The question of hosting and SEO comes up often in conversations with clients. Most people believe a website’s host and its performance in Google are not related, but that couldn’t be further from the truth. There are a lot of hosting providers out there who get the job done when hosting a website, but there are some that are slow, have unusual downtime or are just bad for Google altogether.
Let’s start with the basics.
How Does Hosting Work?
For anyone new to the web development space, web hosting might be a bit of a question mark. First, you have to register a website with a domain name registrar. These registrars include GoDaddy, Network Solutions, Name.com, etc. For the price and support, my personal favorite is Name.com. After you register a domain name, you then need a place to host your actual website. It’s one thing to have a domain name registered, it’s another thing to have a website created, hosted and available to the public. I like to tell clients it’s kind of like real estate – it’s one thing to purchase a plot of land (domain), but then you have to build something (a website) on it.
How Do You Choosing a Hosting Provider?
There are endless hosting options available today. You can find bargain hosting platforms to unnecessarily expensive platforms, all depending on the site you are wanting to host. In most cases, for WordPress sites especially, I recommend hosting through Digital Ocean or WPEngine. If you have a single landing page you can probably get away with a cheaper hosting option like BlueHost, GoDaddy or HostGator. Try to scope out your business needs and how much traffic you anticipate receiving on your website, then choose a hosting provider accordingly. Keep in mind, most hosting platforms will allow you to upgrade whenever you need to or when you reach a limit with resources.
Hosting for Non-Wordpress Sites
Plenty of hosting providers have options for non-Wordpress sites as well. For instance, you can find hosting specific to Joomla or Laravel content management systems. If you are using Shopify as an e-commerce site, note that the hosting is provided for you. Likewise, do-it-yourself website builders like Squarespace and Wix provide hosting for you.

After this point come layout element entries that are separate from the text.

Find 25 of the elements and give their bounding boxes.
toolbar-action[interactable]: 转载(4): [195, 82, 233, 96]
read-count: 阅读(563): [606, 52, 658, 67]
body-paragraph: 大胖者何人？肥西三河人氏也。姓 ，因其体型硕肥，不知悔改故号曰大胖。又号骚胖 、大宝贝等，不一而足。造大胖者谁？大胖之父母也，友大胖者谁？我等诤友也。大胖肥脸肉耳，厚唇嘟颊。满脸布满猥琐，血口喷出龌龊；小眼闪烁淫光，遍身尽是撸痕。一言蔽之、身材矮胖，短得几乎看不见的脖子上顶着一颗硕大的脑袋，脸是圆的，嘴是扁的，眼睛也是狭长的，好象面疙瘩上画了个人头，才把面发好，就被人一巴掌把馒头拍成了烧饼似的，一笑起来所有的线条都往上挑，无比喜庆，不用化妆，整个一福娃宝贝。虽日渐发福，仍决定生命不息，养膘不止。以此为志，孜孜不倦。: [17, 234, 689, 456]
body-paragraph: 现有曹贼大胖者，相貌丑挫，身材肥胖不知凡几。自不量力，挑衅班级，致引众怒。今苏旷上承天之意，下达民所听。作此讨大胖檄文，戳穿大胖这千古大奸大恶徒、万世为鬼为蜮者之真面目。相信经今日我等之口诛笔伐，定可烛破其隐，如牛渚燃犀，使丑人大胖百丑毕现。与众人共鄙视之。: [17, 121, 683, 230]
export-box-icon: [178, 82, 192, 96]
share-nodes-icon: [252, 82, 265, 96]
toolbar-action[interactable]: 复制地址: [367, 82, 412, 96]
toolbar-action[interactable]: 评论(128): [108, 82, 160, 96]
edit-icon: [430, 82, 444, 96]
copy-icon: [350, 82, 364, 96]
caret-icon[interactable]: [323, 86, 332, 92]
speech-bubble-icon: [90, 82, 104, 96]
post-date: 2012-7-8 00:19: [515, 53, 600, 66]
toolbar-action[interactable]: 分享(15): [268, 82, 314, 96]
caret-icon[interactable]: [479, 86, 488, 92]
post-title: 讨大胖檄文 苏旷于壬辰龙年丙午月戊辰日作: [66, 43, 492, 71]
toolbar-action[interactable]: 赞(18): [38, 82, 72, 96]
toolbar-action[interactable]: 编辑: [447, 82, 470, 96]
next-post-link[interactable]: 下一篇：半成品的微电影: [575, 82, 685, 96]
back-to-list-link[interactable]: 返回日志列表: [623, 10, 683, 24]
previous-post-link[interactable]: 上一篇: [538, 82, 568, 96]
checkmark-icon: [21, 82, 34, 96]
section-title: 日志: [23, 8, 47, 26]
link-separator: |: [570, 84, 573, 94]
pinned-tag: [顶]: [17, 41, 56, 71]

If you’re in the initial phases of starting a website and you’re not sure which content management system to use, check out my post here: https://www.octivdigital.com/ideas-and-advice/how-to-choose-the-right-small-business-website-builder-in-2021/
Ease of Use
Some hosting platforms are easy to use while others require a steep learning curve. If you’re somewhat tech-savvy, you should be fine with almost any option. However, I would recommend not hosting with GoDaddy. GoDaddy’s platform is quite the opposite of intuitive and the hosting itself is very slow with frequent downtime. Just because it’s a common household name does not mean it is a good option.
What Should You Pay for Hosting?
With so many options available for hosting, you’ll see pricing across the board. For a decent hosting package to handle a good amount of traffic, content (i.e., images, video, site themes) and speed, plan to spend $30-$50 per month. Watch out for new customer specials that charge $12 / month for the first year of service, then jump up to $60 / month. Consider how much content you have and how much traffic you’ll plan to have on the site, then choose the most appropriate option.
Hosting’s Impact On SEO
We all know that Google wants to promote websites with a strong user experience and a great indicator of user experience is speed. Any site that loads fast on desktop and mobile has a much better chance of ranking in Google’s search results. Prior to Google’s Core Web Vitals update in 2021, there wasn’t a huge emphasis on speed. Experts stated that any site that took longer than 2 seconds to load wouldn’t be a great experience for visitors, but we never had an official word from Google. Now, it’s a major factor in which sites Google chooses to rank. Be fast or be last (or at least on the 2nd page of results).
In addition to speed and load time, you also want a reliable hosting provider that keeps your site up 100% of the time (or close to it). If Google tries to reach your site and there is a 500 error (server could not pull up the site), Google will see it as a downed site and you could lose traffic / positioning over time.
How to Know If Your Hosting Is Hurting Your SEO
Prioritize making your site faster by running it through a testing tool like GTMetrix. If you notice the “time to first byte” is really slow, it means the server your site is hosted on has constrained resources and is just too slow. Remember that cheap hosting options are a great place to get started, but they won’t provide lasting results and you’ll eventually need to upgrade. Try to avoid shared hosting plans where your website is placed on a server with hundreds of other websites; if one website takes up all of the resources, the entire server can become constrained and end up hurting your site.